Regalo di Natale

buonataleSono un uomo davvero fortunato, ho due splendide figlie ed una donna che mi ama. La mia famiglia è la cosa più bella che possiedo, ne sono geloso e mai riuscirei ad immaginare il mio futuro senza i miei affetti.
Rossella è il mio amore, la conosco da quando eravamo piccoli: praticamente dirimpettai, la figlia di donna Giulietta, l’ amica fidata di mia madre, quella alla quale si raccontava proprio tutto davanti ad una buona tazza di caffè fumante ed il silenzio e la solitudine della casa. Ricordo ancora quando Giulietta veniva a casa nostra, sempre alla stessa ora, intorno alle quindici, bussava, mia madre apriva preparava il caffè, qualche fetta di panettone fatto in casa e poi via noi a giocare in cortile e loro a chiacchierare per un’ ora piena zeppa di racconti.
Si parlava delle sorelle, delle incomprensioni coniugali, delle suocere e perché no anche delle seratine un po’ spinte consumate con i propri mariti. In uno di questi pomeriggi stavo rientrando perché dovevo fare pipì, avevo all’ incirca sette anni, e trovai mia madre tutta rossa e sorridente nel raccontare che la notte precedente avevo sorpreso lei e papà nel mezzo di uno scambio caldo di effusioni; donna Giulietta, intanto, rideva, parlava del suo di marito troppo schivo e concentrato sui tempi della semina e del raccolto per dare al suo corpo ancora giovane qualche carezza.
Ancora oggi mia madre vede l’ amica per il caffè raccontando le inquietudini e le gioie dei suoi ottant’ anni e forse grazie alla loro amicizia ho conosciuto e frequentato Rossella fino ad innamorarmene per poi cominciare una convivenza. Quando dissi a mia madre chi era la donna che aveva rapito il mio cuore, rimase prima in silenzio e poi disse: “sono felice, è sicuramente una brava ragazza. Sposerai una donna di altri tempi!”
Ah mia madre è lei una donna di altri tempi! Non aveva messo in conto che io non volevo sposarmi ma semplicemente convivere, infatti quando durante un pranzo domenicale feci presente le nostre intenzioni si alzò ed andò in camera sua piangendo. Era dispiaciuta, rammaricata, mi diceva che la convivenza è un sacrilegio, che così facendo rovinavo il buon nome di quella ragazza e della sua famiglia.
Così, io e Rossella, prendemmo una casa in periferia – anche perché più accessibile economicamente e cominciammo la nostra avventura.
Donna Giulietta – mia suocera – veniva praticamente tutte le mattine con l’ autobus di linea, io scendevo per raggiungere il mio ufficio e lei portava la colazione alla figlia, in quei cornetti
c’ erano racconti lunghi e nostalgici di chi non vuole perdere – da madre – un rapporto costruito nel tempo con la propria ragazza. Le diceva che doveva mangiare, curarsi e soprattutto curare la casa perché i mariti guardano un po’ tutto e con facilità passano da una donna all’ altra; Rossella divertita mi raccontava ogni cosa al mio rientro quando ormai la madre era a casa sua a combinare chissà quali altri guai.

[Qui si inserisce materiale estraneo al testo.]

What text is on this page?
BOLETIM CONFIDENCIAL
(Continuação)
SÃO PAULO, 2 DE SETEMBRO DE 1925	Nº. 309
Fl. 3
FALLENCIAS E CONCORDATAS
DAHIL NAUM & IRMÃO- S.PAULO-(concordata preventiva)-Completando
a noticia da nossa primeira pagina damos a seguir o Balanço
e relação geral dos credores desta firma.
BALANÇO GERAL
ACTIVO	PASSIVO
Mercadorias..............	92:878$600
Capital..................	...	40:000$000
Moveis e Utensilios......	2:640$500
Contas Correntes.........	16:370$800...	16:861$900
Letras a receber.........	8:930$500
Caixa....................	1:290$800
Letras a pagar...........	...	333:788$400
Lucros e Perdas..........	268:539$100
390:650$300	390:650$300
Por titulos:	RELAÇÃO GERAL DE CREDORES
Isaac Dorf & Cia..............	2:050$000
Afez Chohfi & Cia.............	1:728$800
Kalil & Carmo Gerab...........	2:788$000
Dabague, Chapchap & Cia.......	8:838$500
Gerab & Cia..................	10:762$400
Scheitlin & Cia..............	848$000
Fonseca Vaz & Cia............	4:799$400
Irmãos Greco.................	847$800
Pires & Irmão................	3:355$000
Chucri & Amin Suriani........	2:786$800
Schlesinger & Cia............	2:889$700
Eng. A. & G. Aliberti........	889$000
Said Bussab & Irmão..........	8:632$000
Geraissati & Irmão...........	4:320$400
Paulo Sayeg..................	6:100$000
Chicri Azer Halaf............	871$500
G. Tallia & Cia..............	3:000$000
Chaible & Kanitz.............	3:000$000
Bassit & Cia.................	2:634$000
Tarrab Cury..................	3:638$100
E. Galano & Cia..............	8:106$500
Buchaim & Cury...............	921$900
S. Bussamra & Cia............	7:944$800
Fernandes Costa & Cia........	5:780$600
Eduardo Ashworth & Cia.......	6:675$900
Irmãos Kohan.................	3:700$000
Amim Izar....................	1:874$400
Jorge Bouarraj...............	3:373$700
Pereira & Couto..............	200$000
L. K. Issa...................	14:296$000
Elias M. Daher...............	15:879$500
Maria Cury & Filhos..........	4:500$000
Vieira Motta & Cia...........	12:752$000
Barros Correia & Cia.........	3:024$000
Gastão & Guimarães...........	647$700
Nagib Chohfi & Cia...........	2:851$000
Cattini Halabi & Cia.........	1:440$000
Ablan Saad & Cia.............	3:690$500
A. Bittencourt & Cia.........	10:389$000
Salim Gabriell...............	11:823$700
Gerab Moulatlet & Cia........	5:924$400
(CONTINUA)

La nostra convivenza andava avanti e noi eravamo felici, avevamo grande intesa e facevamo molti viaggi, eravamo innamorati dell’ Europa, le sue capitali, la cucina tipica di ogni città, dei paesaggi che rendevano tutto più intimo ed unico.
Solo dopo quattro anni della nostra vita in comune cominciammo a programmare un figlio, avevamo bisogno di consolidare il nostro rapporto, non vedevamo l’ ora di avere la casa infestata da giochi, urla, pasticci, risate. Eravamo davvero felici ed io aspettavo la tanto attesa notizia dalla mia compagna; fantasticavamo sul sesso, il nome, il carattere e le somiglianze.
Nell’ ultimo periodo quando mi avvicinavo a Rossella lo facevo solo ed esclusivamente con la speranza che rimanesse incinta, volevo un figlio a tutti i costi; in questo modo davo poca fantasia ai nostri incontri, rendendo tutto molto monotono e scontato.
Dopo un anno di attese mi convinsi che c’ era qualcosa che non andava, che forse dovevamo contattare un medico; e proprio in questo periodo andai a far visita a mia madre che davanti ad un caffè trovò il modo per farmi aprire, le raccontai tutte le mie paure e preoccupazioni. Mi aspettavo comprensioni e risposte ma invece donna Giovanna – mia madre – non fece altro che lacerare la mia anima: il suo discorso era pieno di rimproveri e disappunto per la mia convivenza, diceva che Dio voleva punirmi perché l’ unione con Rossella non era stata benedetta da un sacerdote. Le parole che sento ancora rimbombare nella mia mente, quelle che hanno concluso l’ intero discorso sono state: “se Dio ti donasse adesso un bimbo sarebbe il frutto di una colpa, un atto illegittimo!”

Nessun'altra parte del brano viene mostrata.